My own beamtime comes up the second week of April. We were initially to have another week in April for a different experiment (where I would again be assisting though not the principle person). We've lost that week due to equipment failure and will try to make up for it a bit in this coming week (by attempting two things instead of just one). The current science budget has further reduced our hopes as we're expecting the APS to be shutdown several weeks later in the year. This will make the available beamtime even more precious and the competition even tighter.

Our paper, "CO-Induced Lifting of Au(001) Surface Reconstruction " has finally been published! It is in Journal of Physical Chemistry C as a letter and I am very happy about it. The article is the first one listed on that page, complete with a nice graphic that all the letters are allowed to include. This was quite a process, longer than I'd hoped, but it's done. However, I'm not aware of any of my papers ever being "quick" or "easy." It never seems to be so easy as "just writing up what we've found," making a figure or two and sending it off for someone to publish.

Remember the idea of a doppelganger? An evil twin, look-a-like?

I recently (through an act of vanity) typed "Michael S. Pierce" into Google. Many of the results were not surprising. I, the real me, showed up quite often. However, the 4th hit was profoundly disturbing. Apparently some there's a registered sex offender that has stolen my name. I'm not sure why that's so upsetting, but it is. Even merely the association by name only with such a person (and act) is something I find disturbing. Plus I never want to have to explain, "no, no... that's the OTHER Michael Scott Pierce."

I don't care that he's older than me. By becoming a sex offender he lost all legal rights to the good name.

Removing my middle initial from the search request removes me entirely from the first few pages of results. sigh... At least it's not filled with 12 dozen pages of sex offender hits.

One of the fun things is when science ends up (inadvertently in this case) looking like art.

It has become necessary to my upcoming experiment to simulate what our scattering patterns might look like. Below is the result :




It's the kind of picture I want to make in higher quality and then print up on giant poster sized paper.

It's not exactly what we'll see when we do our experiments, but it's something similar.
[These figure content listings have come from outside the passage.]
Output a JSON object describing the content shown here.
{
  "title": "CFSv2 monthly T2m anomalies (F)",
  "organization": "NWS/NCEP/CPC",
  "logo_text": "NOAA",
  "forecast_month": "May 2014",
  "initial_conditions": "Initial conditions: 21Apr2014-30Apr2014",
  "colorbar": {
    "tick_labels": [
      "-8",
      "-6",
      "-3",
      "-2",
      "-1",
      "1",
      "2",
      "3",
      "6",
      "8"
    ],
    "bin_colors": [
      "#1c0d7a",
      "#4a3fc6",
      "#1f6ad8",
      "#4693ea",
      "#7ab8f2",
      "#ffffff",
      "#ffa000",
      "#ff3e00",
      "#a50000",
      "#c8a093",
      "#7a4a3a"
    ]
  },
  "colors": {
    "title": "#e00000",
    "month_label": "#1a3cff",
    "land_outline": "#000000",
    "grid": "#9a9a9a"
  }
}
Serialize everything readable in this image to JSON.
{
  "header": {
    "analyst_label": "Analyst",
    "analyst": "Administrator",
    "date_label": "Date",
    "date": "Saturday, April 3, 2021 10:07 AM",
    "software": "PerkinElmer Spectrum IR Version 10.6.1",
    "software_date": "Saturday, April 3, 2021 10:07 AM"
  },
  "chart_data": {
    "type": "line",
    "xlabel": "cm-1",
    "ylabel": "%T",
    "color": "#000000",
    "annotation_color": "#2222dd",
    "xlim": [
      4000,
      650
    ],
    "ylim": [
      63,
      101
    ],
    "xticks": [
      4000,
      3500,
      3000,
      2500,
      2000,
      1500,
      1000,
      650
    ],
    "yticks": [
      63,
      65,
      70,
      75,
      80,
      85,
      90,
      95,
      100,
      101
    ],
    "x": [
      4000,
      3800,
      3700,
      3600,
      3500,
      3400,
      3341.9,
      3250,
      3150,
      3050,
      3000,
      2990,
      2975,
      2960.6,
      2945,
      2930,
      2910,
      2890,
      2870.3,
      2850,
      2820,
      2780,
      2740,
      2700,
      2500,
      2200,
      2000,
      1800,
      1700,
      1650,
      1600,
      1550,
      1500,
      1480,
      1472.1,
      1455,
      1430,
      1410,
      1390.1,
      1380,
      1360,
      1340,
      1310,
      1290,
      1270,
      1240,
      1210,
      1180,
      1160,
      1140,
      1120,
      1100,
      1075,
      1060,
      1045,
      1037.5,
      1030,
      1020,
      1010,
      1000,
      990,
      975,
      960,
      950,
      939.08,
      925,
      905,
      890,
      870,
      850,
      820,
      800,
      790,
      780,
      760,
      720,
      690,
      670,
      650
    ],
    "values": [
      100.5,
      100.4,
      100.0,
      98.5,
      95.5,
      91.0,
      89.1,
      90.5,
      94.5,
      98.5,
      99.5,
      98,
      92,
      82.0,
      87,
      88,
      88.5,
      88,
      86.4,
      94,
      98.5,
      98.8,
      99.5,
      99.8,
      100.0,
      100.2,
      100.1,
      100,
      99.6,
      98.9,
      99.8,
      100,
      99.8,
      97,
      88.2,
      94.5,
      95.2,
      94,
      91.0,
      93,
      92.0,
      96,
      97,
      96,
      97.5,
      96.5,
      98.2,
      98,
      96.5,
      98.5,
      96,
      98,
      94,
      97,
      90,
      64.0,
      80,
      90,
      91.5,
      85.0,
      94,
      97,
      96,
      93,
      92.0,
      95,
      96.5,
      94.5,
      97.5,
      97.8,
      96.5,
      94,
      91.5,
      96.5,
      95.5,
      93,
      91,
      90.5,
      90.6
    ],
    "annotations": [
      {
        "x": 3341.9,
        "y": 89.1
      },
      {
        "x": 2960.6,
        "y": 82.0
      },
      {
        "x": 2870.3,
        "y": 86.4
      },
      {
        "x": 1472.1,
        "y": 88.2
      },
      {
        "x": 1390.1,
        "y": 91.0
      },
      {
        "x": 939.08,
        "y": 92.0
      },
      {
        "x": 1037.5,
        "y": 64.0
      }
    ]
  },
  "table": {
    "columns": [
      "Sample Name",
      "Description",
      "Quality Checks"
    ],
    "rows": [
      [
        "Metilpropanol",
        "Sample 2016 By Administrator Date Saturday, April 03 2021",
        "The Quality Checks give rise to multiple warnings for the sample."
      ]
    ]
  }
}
In fact, the pattern is calculated in a geometry that we'll never observe (ie orientation of the crystal, beam, detector, etc), but I find it a rather striking pattern. The pattern is representative of scattering light (x-rays) through a monolayer of gold atoms. In this case, the atoms are arrange in a hexagonal pattern as you would find on top of a cubicly cut gold crystal. Instead of remaining in the cubic arrangement the atoms "reconstruct" into hexagonal patterns. Now... if you've ever tried to lay down a hexagon on top of a square, you may have noticed that there is no unique way to place the hexagon. There are two possible and equivalent ways to lay down the hexagonals. Nature is aware of this and so we end up with hexagonal arrays of atoms that are oriented 90 degrees away from each other.
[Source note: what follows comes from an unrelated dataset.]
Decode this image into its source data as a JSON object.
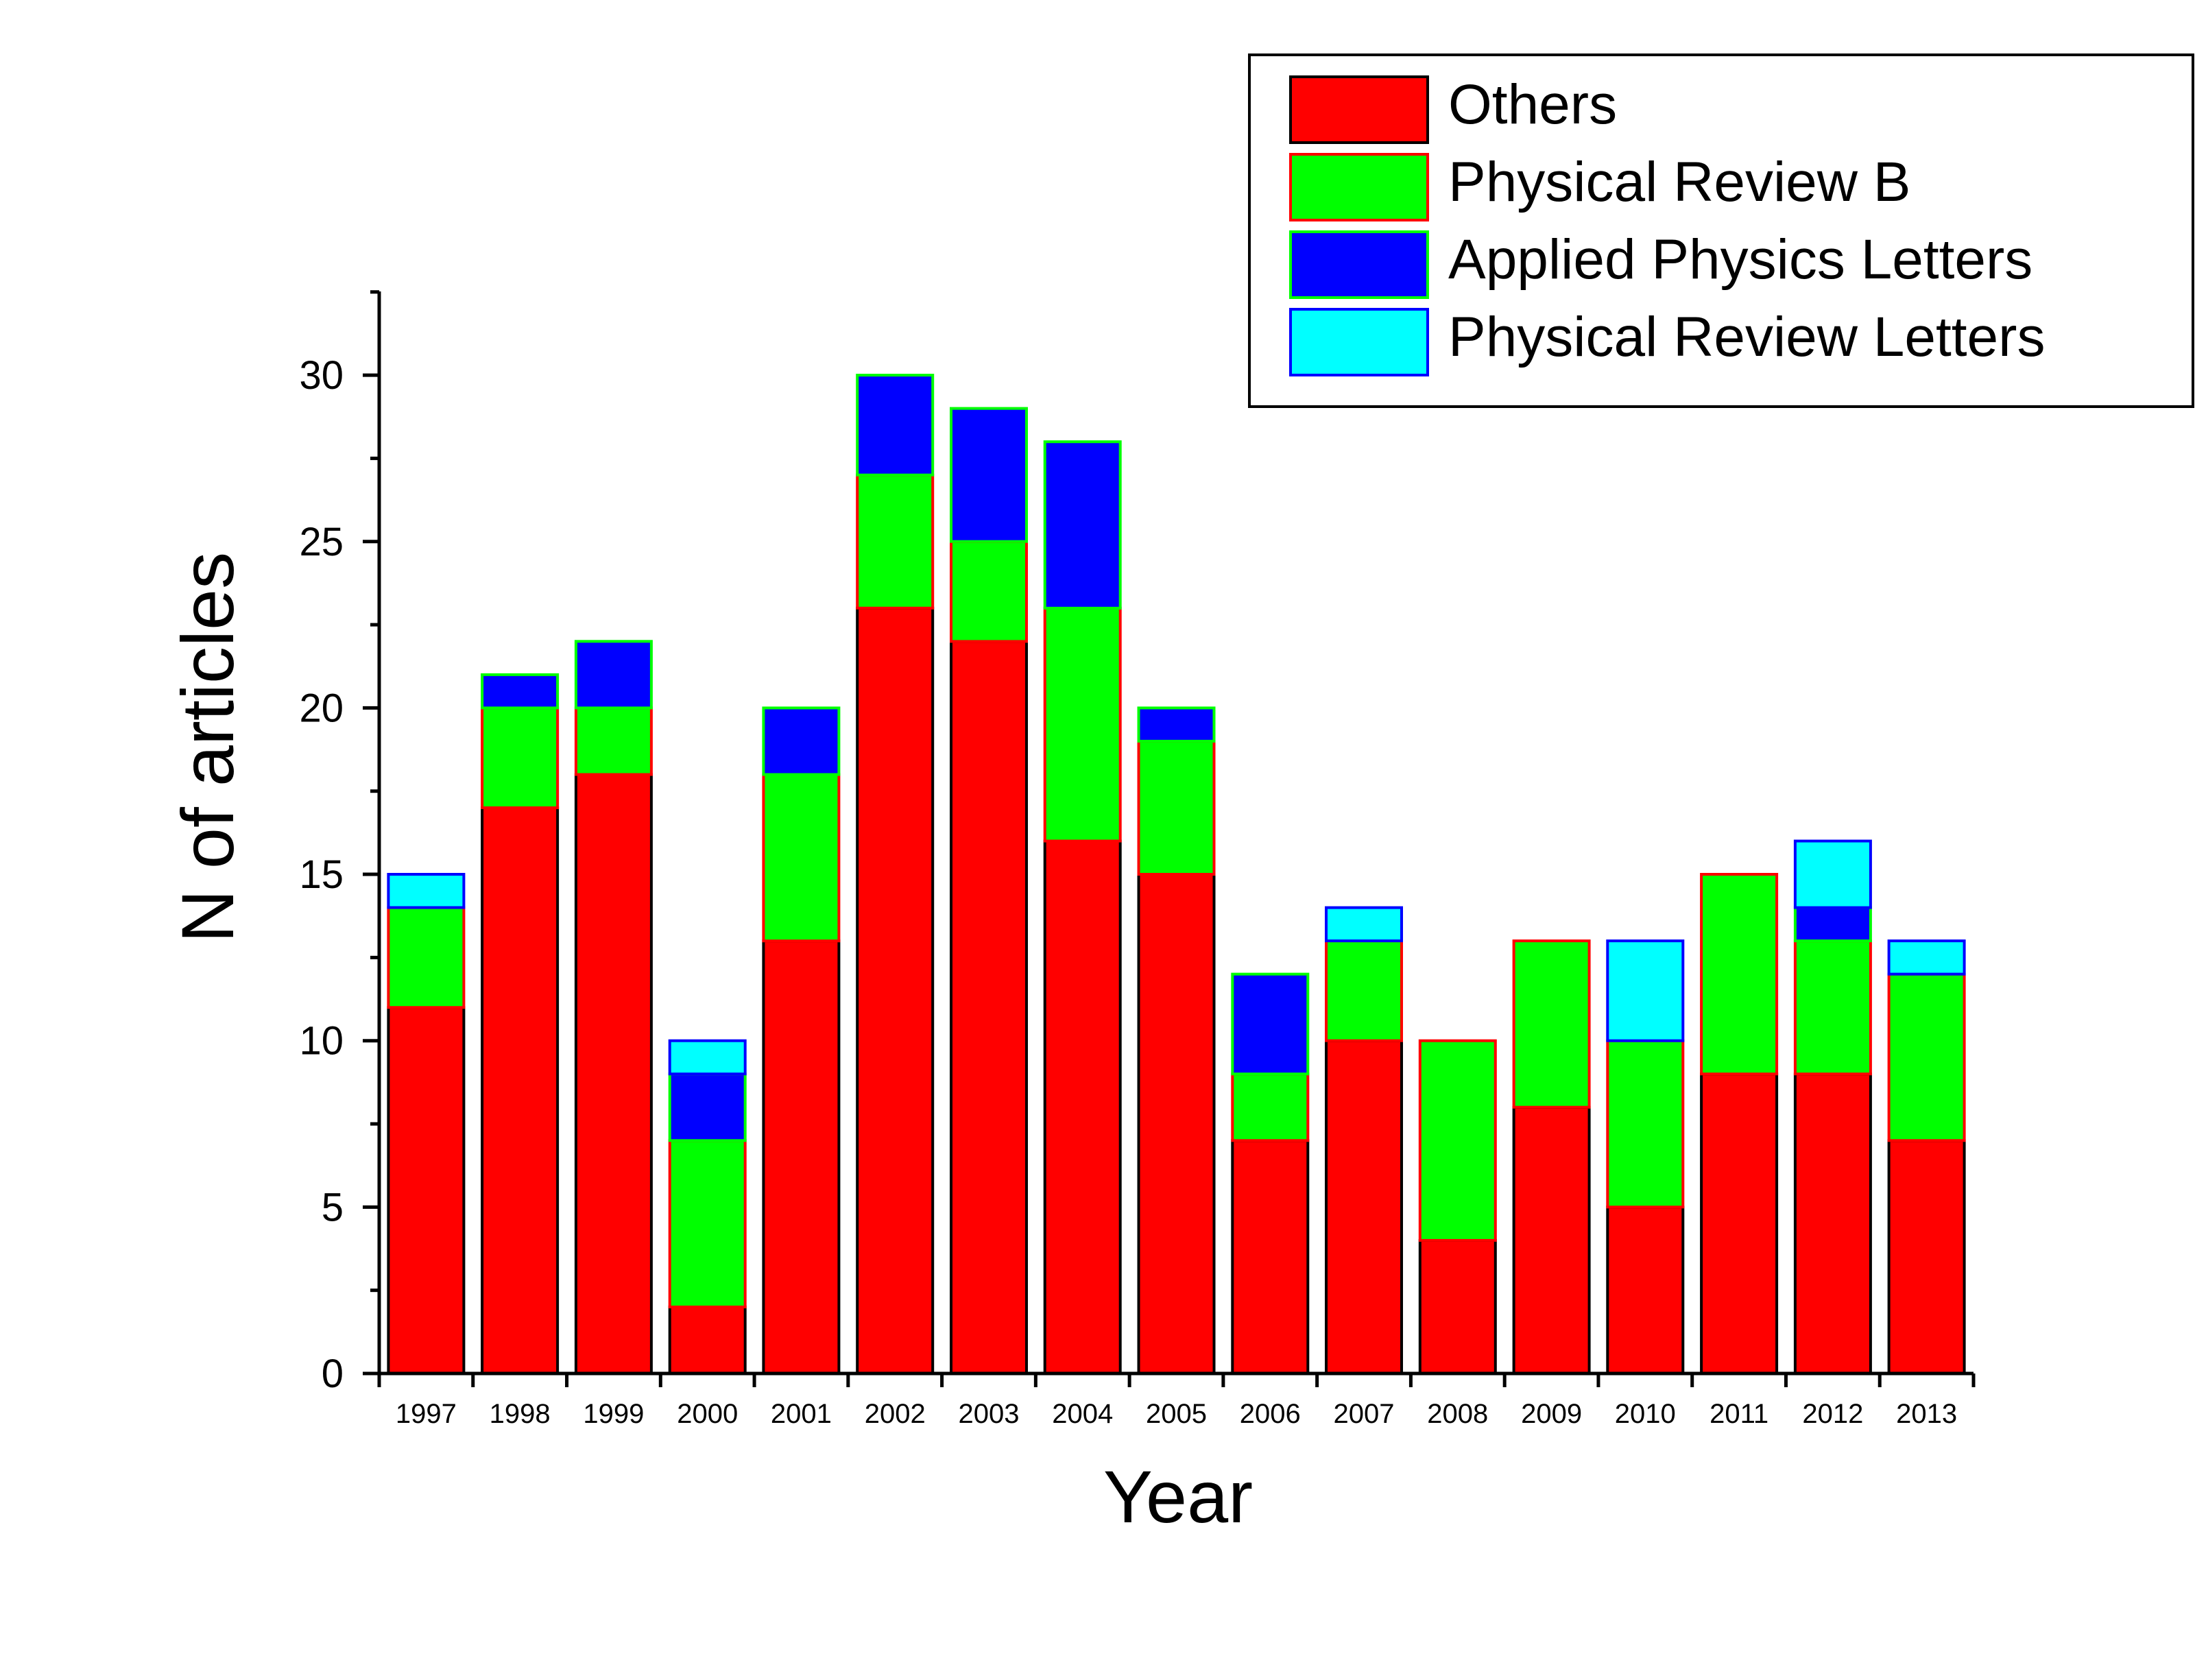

What this means in the scattering pattern above, is that instead of just a single array of 6 hexagonal peaks in reciprocal space we instead find a total of 12 peaks, or two arrays rotated 90 degrees (or equivalently 30 degrees) from each other. The central bright region is from the unscattered light and the scattering due to the large scale structure of the pattern. The first set of higher ordered hexagonal peaks is also visible around the bright set of 12. Also visible is some "random" variation and faint signals. This noise is, in this case, due to the random shapes of the hexagonal domains I used (the atoms are still arrayed in hexagons, just the larger shape made by all the hexagons is a little random.